For more details, see the 2018 quality statement of the National (insulin-treated) Diabetes Register which lists the NDSS limitations.
The National Death Index (NDI), is a database housed at the AIHW, which contains records of all deaths occurring in Australia since 1980. The data are obtained from the RBDM in each state and territory. The NDI is linked to the NDSS to flag which registrants may be deceased and the date of their death to derive diabetes prevalence estimates at any point in time. The year of reference for this project was 2018.
Estimates available from the Australian Bureau of Statistics (ABS) for the estimated resident population (ERP) have been used to define the denominator and standard populations for all analyses in this product. ERP counts by SA2 from the 2016 ASGS were used to derive the population denominators for the PHN and PHA geographical levels. The following approach for specific data sets was used in this project:
- Denominators for the AHS were derived from the weighted population aged 18 and over. For more information about the denominators for direct estimates, see Australian Health Survey: user’s guide 2011–13 (ABS 2013a). For explanatory notes on modelled estimates, see Technical notes.
- Denominators for the NHS were derived from the weighted population aged 18 and over. For more information about the denominators for direct estimates, see National Health Survey: user’s guide (ABS 2019). For explanatory notes on modelled estimates, see Technical notes.
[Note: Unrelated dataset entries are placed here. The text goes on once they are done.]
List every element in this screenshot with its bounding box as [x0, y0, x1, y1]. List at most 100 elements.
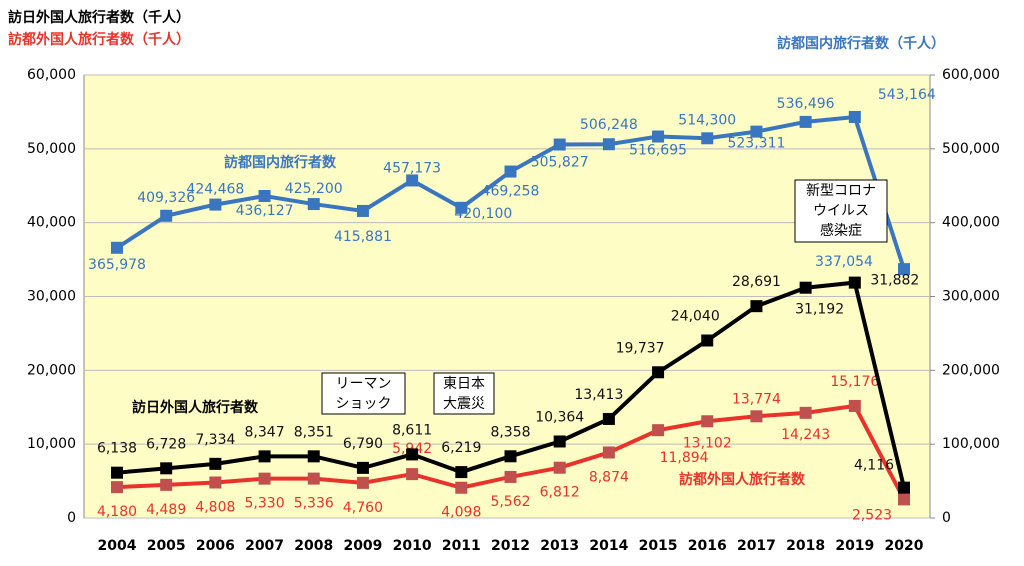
x-tick-label: 2004 [98, 538, 137, 554]
marker [258, 450, 271, 463]
data-label: 6,790 [343, 436, 383, 452]
data-label: 13,102 [683, 435, 732, 451]
marker [750, 125, 763, 138]
marker [602, 138, 615, 151]
marker [356, 476, 369, 489]
data-label: 506,248 [580, 117, 638, 133]
data-label: 28,691 [732, 274, 781, 290]
marker [111, 481, 123, 494]
annotation-box [794, 179, 888, 243]
y-axis-title: 訪日外国人旅行者数（千人） [8, 9, 190, 26]
marker [652, 424, 665, 437]
data-label: 4,489 [146, 502, 186, 518]
marker [701, 132, 714, 145]
data-label: 424,468 [186, 182, 244, 198]
data-label: 13,774 [732, 391, 781, 407]
marker [652, 130, 665, 143]
annotation-text: リーマン [336, 376, 392, 392]
x-tick-label: 2005 [147, 538, 186, 554]
marker [750, 410, 763, 423]
data-label: 523,311 [727, 136, 785, 152]
marker [602, 412, 615, 425]
marker [160, 462, 173, 475]
marker [504, 470, 517, 483]
x-tick-label: 2009 [343, 538, 382, 554]
marker [898, 493, 910, 506]
y2-tick-label: 100,000 [942, 436, 1000, 452]
marker [799, 115, 812, 128]
x-tick-label: 2018 [786, 538, 825, 554]
marker [209, 198, 222, 211]
data-label: 11,894 [660, 450, 709, 466]
marker [406, 468, 419, 481]
data-label: 4,116 [854, 458, 894, 474]
x-tick-label: 2019 [835, 538, 874, 554]
data-label: 10,364 [535, 409, 584, 425]
data-label: 6,728 [146, 436, 186, 452]
y2-tick-label: 600,000 [942, 67, 1000, 83]
annotation-text: ウイルス [813, 203, 869, 219]
data-label: 5,330 [245, 496, 285, 512]
data-label: 420,100 [454, 206, 512, 222]
x-tick-label: 2015 [639, 538, 678, 554]
marker [209, 457, 222, 470]
data-label: 516,695 [629, 143, 687, 159]
series-label: 訪都国内旅行者数 [224, 154, 337, 171]
data-label: 31,192 [795, 302, 844, 318]
annotation-text: 東日本 [443, 376, 485, 392]
marker [848, 399, 861, 412]
data-label: 4,098 [441, 505, 481, 521]
marker [307, 472, 320, 485]
data-label: 5,562 [490, 494, 530, 510]
marker [799, 281, 812, 294]
data-label: 4,180 [97, 504, 137, 520]
data-label: 6,138 [97, 441, 137, 457]
marker [848, 110, 861, 123]
y2-tick-label: 300,000 [942, 289, 1000, 305]
data-label: 15,176 [830, 374, 879, 390]
marker [307, 450, 320, 463]
marker [356, 204, 369, 217]
y2-tick-label: 200,000 [942, 362, 1000, 378]
marker [701, 334, 714, 347]
data-label: 6,812 [540, 485, 580, 501]
marker [111, 241, 123, 254]
data-label: 24,040 [671, 309, 720, 325]
x-tick-label: 2014 [589, 538, 628, 554]
marker [898, 263, 910, 276]
data-label: 4,808 [195, 500, 235, 516]
x-tick-label: 2016 [688, 538, 727, 554]
marker [455, 481, 468, 494]
data-label: 436,127 [236, 203, 294, 219]
x-tick-label: 2007 [245, 538, 284, 554]
x-tick-label: 2011 [442, 538, 481, 554]
marker [406, 448, 419, 461]
data-label: 13,413 [574, 387, 623, 403]
data-label: 469,258 [482, 184, 540, 200]
y-tick-label: 40,000 [27, 215, 76, 231]
y2-axis-title: 訪都国内旅行者数（千人） [777, 35, 945, 52]
marker [160, 209, 173, 222]
marker [504, 450, 517, 463]
annotation-text: ショック [336, 396, 392, 412]
data-label: 2,523 [852, 507, 892, 523]
y-tick-label: 10,000 [27, 436, 76, 452]
marker [701, 415, 714, 428]
marker [258, 472, 271, 485]
annotation-text: 新型コロナ [806, 183, 876, 199]
data-label: 409,326 [137, 190, 195, 206]
marker [553, 461, 566, 474]
marker [406, 174, 419, 187]
data-label: 6,219 [441, 440, 481, 456]
marker [455, 201, 468, 214]
series-label: 訪都外国人旅行者数 [679, 471, 806, 488]
data-label: 415,881 [334, 229, 392, 245]
y2-tick-label: 400,000 [942, 215, 1000, 231]
data-label: 4,760 [343, 500, 383, 516]
y-axis-title: 訪都外国人旅行者数（千人） [8, 31, 190, 48]
marker [799, 406, 812, 419]
data-label: 8,351 [294, 424, 334, 440]
marker [356, 461, 369, 474]
y-tick-label: 0 [67, 510, 76, 526]
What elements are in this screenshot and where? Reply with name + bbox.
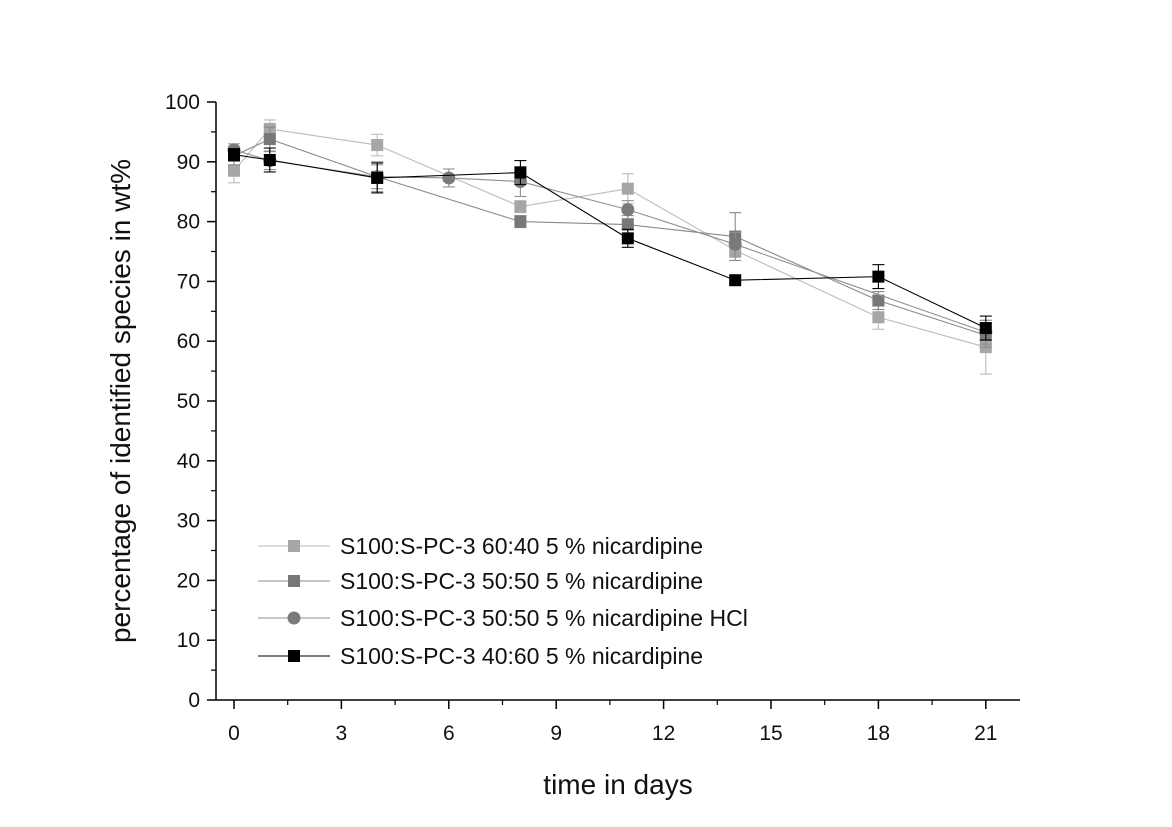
y-tick-label: 10 — [177, 629, 200, 652]
data-point — [621, 203, 635, 217]
legend-marker — [288, 575, 300, 587]
legend-label: S100:S-PC-3 50:50 5 % nicardipine HCl — [340, 605, 748, 631]
y-axis-title: percentage of identified species in wt% — [105, 159, 136, 643]
data-point — [514, 166, 527, 179]
legend-label: S100:S-PC-3 60:40 5 % nicardipine — [340, 533, 703, 559]
x-tick-label: 21 — [974, 722, 997, 745]
data-point — [371, 139, 384, 152]
data-point — [514, 215, 527, 228]
legend-marker — [287, 611, 301, 625]
data-point — [621, 218, 634, 231]
legend-item: S100:S-PC-3 50:50 5 % nicardipine HCl — [258, 605, 748, 631]
series-4 — [228, 147, 992, 341]
y-tick-label: 0 — [188, 689, 200, 712]
legend-marker — [288, 540, 300, 552]
data-point — [263, 154, 276, 167]
data-point — [872, 270, 885, 283]
legend-label: S100:S-PC-3 50:50 5 % nicardipine — [340, 568, 703, 594]
series-1 — [228, 119, 992, 375]
data-point — [442, 171, 456, 185]
data-point — [621, 182, 634, 195]
series-line — [233, 154, 987, 329]
y-tick-label: 60 — [177, 330, 200, 353]
data-point — [371, 171, 384, 184]
data-point — [872, 311, 885, 324]
x-ticks: 0 3 6 9 12 15 18 21 — [228, 700, 997, 745]
data-point — [228, 148, 240, 161]
y-tick-label: 90 — [177, 151, 200, 174]
y-tick-label: 80 — [177, 211, 200, 234]
series-line — [233, 138, 986, 336]
legend: S100:S-PC-3 60:40 5 % nicardipine S100:S-… — [258, 533, 748, 669]
x-tick-label: 0 — [228, 722, 240, 745]
y-tick-label: 70 — [177, 270, 200, 293]
x-axis-title: time in days — [543, 769, 692, 800]
legend-label: S100:S-PC-3 40:60 5 % nicardipine — [340, 643, 703, 669]
series-layer — [227, 119, 993, 375]
data-point — [872, 294, 885, 307]
x-tick-label: 3 — [336, 722, 348, 745]
data-point — [728, 237, 742, 251]
data-point — [514, 200, 527, 213]
data-point — [979, 322, 992, 335]
y-ticks: 0 10 20 30 40 50 60 70 80 90 100 — [165, 91, 216, 712]
y-tick-label: 40 — [177, 450, 200, 473]
legend-item: S100:S-PC-3 60:40 5 % nicardipine — [258, 533, 703, 559]
x-tick-label: 15 — [759, 722, 782, 745]
legend-item: S100:S-PC-3 50:50 5 % nicardipine — [258, 568, 703, 594]
x-tick-label: 9 — [550, 722, 562, 745]
y-tick-label: 30 — [177, 510, 200, 533]
y-tick-label: 50 — [177, 390, 200, 413]
data-point — [228, 164, 240, 177]
x-tick-label: 12 — [652, 722, 675, 745]
data-point — [621, 232, 634, 245]
series-line — [233, 128, 986, 348]
x-tick-label: 6 — [443, 722, 455, 745]
y-tick-label: 100 — [165, 91, 200, 114]
data-point — [263, 133, 276, 146]
legend-item: S100:S-PC-3 40:60 5 % nicardipine — [258, 643, 703, 669]
legend-marker — [288, 650, 300, 662]
data-point — [729, 274, 742, 287]
x-tick-label: 18 — [867, 722, 890, 745]
y-tick-label: 20 — [177, 569, 200, 592]
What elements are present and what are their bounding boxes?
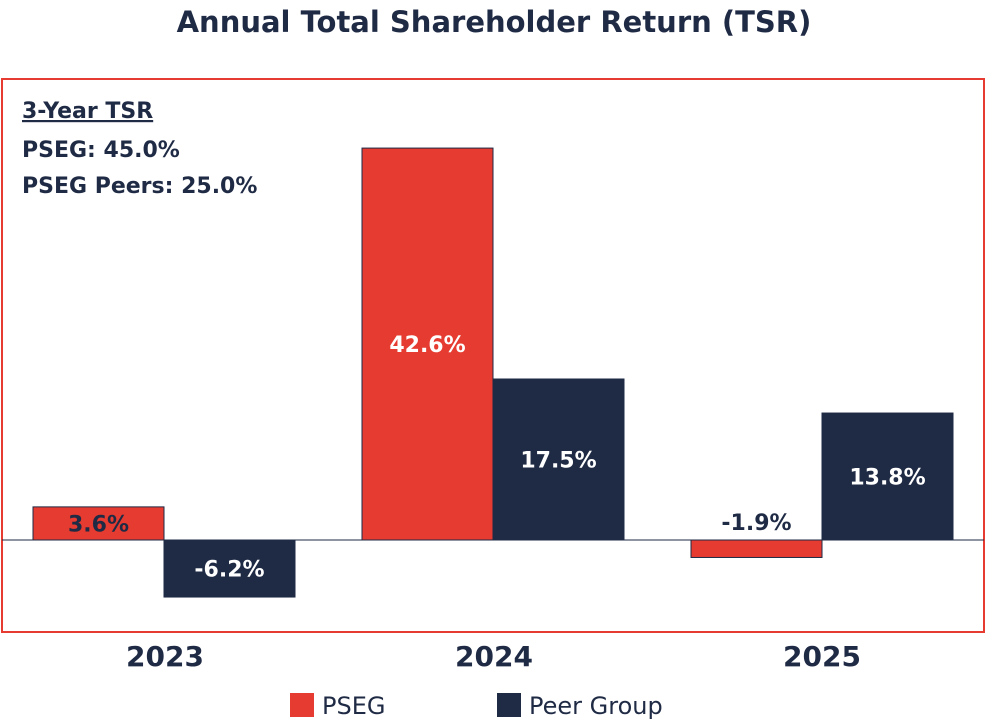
data-label-pseg-2023: 3.6% [68,512,129,537]
legend-label-peer-group: Peer Group [529,692,663,720]
annotation-peers: PSEG Peers: 25.0% [22,174,257,199]
data-label-peer-group-2023: -6.2% [194,558,264,583]
category-label-2023: 2023 [126,640,204,673]
data-label-peer-group-2025: 13.8% [849,466,925,491]
legend-label-pseg: PSEG [322,692,385,720]
annotation-heading: 3-Year TSR [22,99,153,124]
chart-frame [1,78,985,633]
data-label-pseg-2025: -1.9% [721,511,791,536]
bars-group: 3.6% 42.6% -1.9% -6.2% 17.5% 13.8% [32,147,954,598]
data-label-pseg-2024: 42.6% [389,333,465,358]
bar-pseg-2024 [361,147,494,541]
legend-swatch-pseg [290,693,314,717]
chart-title: Annual Total Shareholder Return (TSR) [177,5,812,39]
category-label-2024: 2024 [455,640,533,673]
bar-pseg-2025 [690,539,823,558]
data-label-peer-group-2024: 17.5% [520,449,596,474]
annotation-pseg: PSEG: 45.0% [22,138,180,163]
category-label-2025: 2025 [783,640,861,673]
bar-peer-group-2024 [492,378,625,541]
legend-swatch-peer-group [497,693,521,717]
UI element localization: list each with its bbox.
- Denominators for the NHMD were derived from the ERP as at 30 June. For each financial year, December population counts were calculated, based on the averaged ERP at 30 June for each calendar year. Where the denominator for 3 financial years (2015–16, 2016–17 and 2017–18) was used, the sum of the December ERPs for each of the 3 years was divided by 3 to obtain the annual average population estimate for the denominator, and reported as annualised population. The rate calculation was based on the 3-year combined population denominator.
- Denominators for the NMD were derived from the ERP as at 30 June. Where the denominator for 5 calendar years (2013–2017) was used, the sum of the ERPs at June for each of the 5 years was divided by 5 to obtain the annual average population estimate for the denominator and reported as mean population per year. The rate calculation was based on the 5-year combined population denominator.
- Denominators used for the socioeconomic profile from 2016 Census data are summarised below with the corresponding characteristics:
- occupied private dwellings (internet access and overcrowding)
- usual resident population (socioeconomic quintile, educational attainment among people aged 25–74)
- usual resident population speaking at home language other than English (self-assessed proficiency if spoken English)
- usual resident in the labour force aged 15 to 64 (unemployment).
Estimates of the Aboriginal and Torres Strait Islander Australians in 2016 by small areas are based on the ABS Estimated Aboriginal and Torres Strait Islander Resident Population after adjusting for net census population undercount (ABS 2018d). Population estimates by Primary Health Network were derived using the correspondence files between SA2 area and Primary Health Network belong to a different geographical system than the ASGS. For data quality statement of the ABS Estimated Aboriginal and Torres Strait Islander Resident Population, see ABS Quality Declaration.
ABS (Australian Bureau of Statistics) 2013. Australian Health Survey: Biomedical results for chronic diseases methodology.Canberra: ABS. Viewed 7 April 2021.
ABS 2013a. Australia Health Survey: Users’ Guide, 2011–13. ABS cat. no. 4363.0.55.001. Canberra: ABS.
ABS 2018d. Estimates of Aboriginal and Torres Strait Islander Australians, June 2016. ABS cat no. 3238.0.55.001. Canberra: ABS.
ABS 2019. ABS 2019. National Health Survey: users' guide, 2017–18. ABS cat. no. 4363.0. Canberra: ABS.
AIHW 2017. Deaths among people with diabetes. Cat. no. CVD 79. Canberra: AIHW.
Harding JL, Shaw JE, Peeters A, Guiver T, Davidson S & Magliano DJ. 2014. Mortality trends among people with type 1 and type 2 diabetes in Australia: 1997–2010. Diabetes Care 37.